If you would like to simplify application development model where your application architecture has microservices that are more granular, such that various functionalities are reduced typically to a single function then, Azure functions can be considered for usage.

In case, the solution needs some extension to existing azure application with event trigger based use cases , the azure functions can be better choice . Here, the specific code (function) shall be invoked only for specific event or trigger as per requirement and the function instances are created and destroyed on demand (compute on demand - function as a service (FaaS) ).

More often, the event driven architecture is seen in IoT where typically you can define a specific trigger that causes execution of Azure function. Accordingly, Azure functions have its place in IoT ecosystem as well.

If the solution has fast bursting and scaling requirement, then container Instances can be used whereas if the requirement is predictable scaling then, VMs can be used.

Azure function avoids allocation of extra resources (VMs) and also the cost is considered only when the function is processing work. Here, we need not take care of infrastructure such as where the code is going to execute, server configuration, memory etc. For ACI, the cost is per-second where it is accounted based on the time the container runs - CaaS(Container As A Service).

ACI enables for quickly spawning a container for performing the operation and deletion of it when done where the cost is only for few hours of usage rather than a dedicated VM which would be of high cost. ACI enables one to run a container by avoiding dependency on orchestrators like Kubernetes in scenarios where we would not need orchestration functions like service discovery, mesh and co-ordination features.

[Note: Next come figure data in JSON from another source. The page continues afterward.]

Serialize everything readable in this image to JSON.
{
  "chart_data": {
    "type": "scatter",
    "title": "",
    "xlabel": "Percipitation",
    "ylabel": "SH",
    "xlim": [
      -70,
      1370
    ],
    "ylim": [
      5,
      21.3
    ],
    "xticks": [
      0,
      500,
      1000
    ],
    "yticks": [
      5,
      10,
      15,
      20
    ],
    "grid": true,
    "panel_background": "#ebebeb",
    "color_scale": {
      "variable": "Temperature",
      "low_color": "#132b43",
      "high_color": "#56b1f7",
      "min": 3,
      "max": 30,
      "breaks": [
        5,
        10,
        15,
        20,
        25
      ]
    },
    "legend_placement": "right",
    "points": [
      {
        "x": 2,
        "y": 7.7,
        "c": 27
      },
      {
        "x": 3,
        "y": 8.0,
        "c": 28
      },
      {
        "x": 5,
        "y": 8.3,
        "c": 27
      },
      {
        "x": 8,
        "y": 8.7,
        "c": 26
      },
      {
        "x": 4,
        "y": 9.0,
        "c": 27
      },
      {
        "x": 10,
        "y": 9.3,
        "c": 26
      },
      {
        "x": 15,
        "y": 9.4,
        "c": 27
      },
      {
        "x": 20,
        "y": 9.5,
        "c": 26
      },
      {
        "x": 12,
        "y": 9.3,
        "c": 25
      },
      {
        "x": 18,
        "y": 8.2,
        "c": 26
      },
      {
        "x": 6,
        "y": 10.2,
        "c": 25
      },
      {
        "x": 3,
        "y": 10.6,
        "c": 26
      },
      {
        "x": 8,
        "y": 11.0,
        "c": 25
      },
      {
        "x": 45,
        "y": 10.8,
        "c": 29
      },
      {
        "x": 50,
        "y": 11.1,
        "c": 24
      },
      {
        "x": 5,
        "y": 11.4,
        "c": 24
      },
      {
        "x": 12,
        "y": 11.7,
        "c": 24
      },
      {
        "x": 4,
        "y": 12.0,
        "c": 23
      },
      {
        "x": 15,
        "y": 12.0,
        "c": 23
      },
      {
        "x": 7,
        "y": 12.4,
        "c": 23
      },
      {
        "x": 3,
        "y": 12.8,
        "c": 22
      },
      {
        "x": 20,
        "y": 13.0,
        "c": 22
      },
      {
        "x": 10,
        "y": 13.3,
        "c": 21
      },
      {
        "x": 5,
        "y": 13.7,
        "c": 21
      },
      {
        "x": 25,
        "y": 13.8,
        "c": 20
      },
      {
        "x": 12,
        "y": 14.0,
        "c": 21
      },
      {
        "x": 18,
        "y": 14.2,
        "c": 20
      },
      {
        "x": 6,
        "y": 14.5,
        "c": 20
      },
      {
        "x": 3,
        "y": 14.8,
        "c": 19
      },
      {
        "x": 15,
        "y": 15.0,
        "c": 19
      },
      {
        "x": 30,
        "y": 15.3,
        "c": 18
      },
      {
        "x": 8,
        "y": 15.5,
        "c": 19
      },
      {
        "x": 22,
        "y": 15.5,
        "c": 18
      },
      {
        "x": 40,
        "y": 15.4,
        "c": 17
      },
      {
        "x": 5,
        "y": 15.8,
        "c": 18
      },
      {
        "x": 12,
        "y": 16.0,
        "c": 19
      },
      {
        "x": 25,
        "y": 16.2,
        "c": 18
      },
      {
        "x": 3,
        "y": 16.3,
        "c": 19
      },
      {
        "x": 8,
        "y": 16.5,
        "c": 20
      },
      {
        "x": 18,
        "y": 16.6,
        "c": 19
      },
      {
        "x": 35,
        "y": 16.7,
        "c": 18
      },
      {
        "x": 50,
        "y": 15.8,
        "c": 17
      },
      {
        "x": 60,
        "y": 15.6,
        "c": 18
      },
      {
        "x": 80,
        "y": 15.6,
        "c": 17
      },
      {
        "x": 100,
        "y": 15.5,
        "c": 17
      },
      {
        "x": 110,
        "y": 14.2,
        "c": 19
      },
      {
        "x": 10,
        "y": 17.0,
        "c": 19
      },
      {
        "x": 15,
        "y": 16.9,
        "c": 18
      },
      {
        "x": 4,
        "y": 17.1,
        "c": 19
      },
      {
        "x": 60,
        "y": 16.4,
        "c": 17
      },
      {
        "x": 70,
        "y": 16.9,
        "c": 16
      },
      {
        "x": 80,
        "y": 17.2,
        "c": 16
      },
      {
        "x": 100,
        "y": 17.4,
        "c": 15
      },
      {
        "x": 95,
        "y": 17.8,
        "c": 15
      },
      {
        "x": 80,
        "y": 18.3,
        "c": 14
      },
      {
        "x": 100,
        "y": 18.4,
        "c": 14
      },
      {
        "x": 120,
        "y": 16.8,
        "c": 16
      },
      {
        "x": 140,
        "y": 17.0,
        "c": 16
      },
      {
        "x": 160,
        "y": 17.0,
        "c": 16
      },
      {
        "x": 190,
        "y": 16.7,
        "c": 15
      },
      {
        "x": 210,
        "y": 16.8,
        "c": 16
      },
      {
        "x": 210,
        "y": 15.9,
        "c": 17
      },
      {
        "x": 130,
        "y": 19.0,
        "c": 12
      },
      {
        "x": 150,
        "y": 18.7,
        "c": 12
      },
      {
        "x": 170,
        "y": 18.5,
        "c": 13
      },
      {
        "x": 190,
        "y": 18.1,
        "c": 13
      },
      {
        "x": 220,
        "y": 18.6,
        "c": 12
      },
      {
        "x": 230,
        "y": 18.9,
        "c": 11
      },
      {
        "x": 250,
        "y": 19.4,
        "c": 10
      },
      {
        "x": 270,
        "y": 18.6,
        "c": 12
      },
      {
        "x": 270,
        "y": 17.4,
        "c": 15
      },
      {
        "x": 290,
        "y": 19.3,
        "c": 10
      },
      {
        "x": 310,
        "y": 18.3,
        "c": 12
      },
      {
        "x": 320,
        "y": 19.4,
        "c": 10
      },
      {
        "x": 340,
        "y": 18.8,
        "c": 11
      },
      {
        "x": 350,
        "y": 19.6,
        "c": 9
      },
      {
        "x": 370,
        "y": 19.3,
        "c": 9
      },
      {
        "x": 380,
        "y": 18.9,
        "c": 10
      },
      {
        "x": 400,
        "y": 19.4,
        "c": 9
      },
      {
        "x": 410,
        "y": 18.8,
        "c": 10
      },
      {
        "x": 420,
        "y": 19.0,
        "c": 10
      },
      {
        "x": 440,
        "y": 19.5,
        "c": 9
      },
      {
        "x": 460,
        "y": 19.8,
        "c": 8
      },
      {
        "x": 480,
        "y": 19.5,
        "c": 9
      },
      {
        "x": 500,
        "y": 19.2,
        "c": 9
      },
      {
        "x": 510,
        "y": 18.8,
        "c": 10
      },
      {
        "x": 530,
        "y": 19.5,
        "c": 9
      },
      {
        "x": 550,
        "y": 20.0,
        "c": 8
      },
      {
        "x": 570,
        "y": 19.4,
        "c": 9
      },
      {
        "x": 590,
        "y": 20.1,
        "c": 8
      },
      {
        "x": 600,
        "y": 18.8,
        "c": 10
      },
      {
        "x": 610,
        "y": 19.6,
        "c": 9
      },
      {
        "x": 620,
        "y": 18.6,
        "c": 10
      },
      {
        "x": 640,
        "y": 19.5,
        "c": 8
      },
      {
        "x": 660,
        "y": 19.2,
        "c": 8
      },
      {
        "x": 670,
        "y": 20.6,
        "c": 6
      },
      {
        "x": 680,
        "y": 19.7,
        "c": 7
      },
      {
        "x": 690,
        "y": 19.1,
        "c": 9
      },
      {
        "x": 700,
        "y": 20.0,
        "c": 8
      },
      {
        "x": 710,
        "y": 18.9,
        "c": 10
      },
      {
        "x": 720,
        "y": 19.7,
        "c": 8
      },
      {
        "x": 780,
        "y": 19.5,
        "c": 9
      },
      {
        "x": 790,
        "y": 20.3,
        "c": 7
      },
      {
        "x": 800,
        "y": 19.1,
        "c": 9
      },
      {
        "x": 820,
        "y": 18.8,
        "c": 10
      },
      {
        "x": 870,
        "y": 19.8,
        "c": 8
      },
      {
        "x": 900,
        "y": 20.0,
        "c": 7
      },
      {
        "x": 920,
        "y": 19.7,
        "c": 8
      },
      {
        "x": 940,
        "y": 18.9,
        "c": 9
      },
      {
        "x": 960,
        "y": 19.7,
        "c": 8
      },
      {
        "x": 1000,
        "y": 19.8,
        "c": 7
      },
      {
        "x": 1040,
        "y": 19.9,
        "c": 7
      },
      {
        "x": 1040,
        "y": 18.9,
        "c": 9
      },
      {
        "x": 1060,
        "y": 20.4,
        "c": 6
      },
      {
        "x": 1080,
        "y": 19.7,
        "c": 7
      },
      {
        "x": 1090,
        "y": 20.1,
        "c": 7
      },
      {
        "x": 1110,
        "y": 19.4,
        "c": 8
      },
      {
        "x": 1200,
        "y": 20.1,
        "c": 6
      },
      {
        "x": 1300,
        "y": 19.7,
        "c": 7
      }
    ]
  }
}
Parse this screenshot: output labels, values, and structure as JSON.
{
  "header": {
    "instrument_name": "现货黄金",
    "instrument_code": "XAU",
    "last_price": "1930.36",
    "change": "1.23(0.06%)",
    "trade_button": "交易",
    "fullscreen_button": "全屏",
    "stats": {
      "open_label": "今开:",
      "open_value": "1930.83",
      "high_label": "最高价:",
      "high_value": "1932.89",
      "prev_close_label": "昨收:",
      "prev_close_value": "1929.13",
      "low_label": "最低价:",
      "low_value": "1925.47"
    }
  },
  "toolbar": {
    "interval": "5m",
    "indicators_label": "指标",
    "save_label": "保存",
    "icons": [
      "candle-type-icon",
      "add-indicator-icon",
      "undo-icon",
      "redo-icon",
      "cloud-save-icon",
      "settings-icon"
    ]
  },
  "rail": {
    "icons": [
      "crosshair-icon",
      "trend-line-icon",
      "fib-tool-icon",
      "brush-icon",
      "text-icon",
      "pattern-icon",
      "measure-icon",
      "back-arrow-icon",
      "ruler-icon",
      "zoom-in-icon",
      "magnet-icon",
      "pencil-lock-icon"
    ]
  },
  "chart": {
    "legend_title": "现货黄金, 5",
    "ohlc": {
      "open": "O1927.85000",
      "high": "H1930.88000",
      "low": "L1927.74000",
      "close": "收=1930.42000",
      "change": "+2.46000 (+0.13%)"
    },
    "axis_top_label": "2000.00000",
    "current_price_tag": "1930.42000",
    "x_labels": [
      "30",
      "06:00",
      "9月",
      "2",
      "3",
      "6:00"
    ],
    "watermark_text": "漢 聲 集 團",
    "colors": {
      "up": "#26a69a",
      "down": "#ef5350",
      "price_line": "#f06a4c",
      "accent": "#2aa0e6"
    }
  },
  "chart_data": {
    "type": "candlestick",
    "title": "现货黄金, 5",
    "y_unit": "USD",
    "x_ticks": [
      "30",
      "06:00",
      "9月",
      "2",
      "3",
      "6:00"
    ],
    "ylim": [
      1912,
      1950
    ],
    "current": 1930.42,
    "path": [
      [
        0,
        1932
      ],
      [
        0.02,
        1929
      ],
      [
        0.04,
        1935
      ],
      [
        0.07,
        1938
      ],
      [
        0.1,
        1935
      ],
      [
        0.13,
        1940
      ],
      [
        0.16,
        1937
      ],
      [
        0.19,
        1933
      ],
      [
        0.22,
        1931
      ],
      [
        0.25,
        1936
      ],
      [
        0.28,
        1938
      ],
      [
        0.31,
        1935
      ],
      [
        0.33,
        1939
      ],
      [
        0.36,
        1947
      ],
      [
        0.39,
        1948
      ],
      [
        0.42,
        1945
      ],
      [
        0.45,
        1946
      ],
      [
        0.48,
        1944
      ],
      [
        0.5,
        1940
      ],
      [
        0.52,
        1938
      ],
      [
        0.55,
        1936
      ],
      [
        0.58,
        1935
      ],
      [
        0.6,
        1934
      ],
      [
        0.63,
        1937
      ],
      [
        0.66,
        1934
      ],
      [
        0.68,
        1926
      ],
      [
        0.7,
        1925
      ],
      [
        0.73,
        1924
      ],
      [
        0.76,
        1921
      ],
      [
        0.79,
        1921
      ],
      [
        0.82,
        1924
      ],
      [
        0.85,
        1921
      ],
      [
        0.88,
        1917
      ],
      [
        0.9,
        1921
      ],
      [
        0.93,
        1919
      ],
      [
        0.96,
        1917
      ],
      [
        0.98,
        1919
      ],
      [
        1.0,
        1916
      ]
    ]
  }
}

The key difference is that, in case of Azure function, the function is the unit of work whereas in container instance, the entire container contains the unit of work. So, Azure functions start and end based on event triggers whereas the microservices in containers shall get executed the entire time.

The processing / execution time also plays a critical role where if the event handler function consumes processing time of 10 minutes or more to execute, it is better to host in VM because the maximum timeout that is configurable for functions is 10 minutes.

There are typical solutions that utilize both the functionalities such that Azure function shall be triggered for minimal processing / decision making and inturn can invoke container instance for specific burst processing / complete processing.

Also, ACI along with AKS form a powerful deployment model for microservices where AKS can be for typical deployment of microservices and ACIs for handling the burst workloads thereby reducing the challenges in management of scaling and ensuring effective utilization of the per second usage cost model.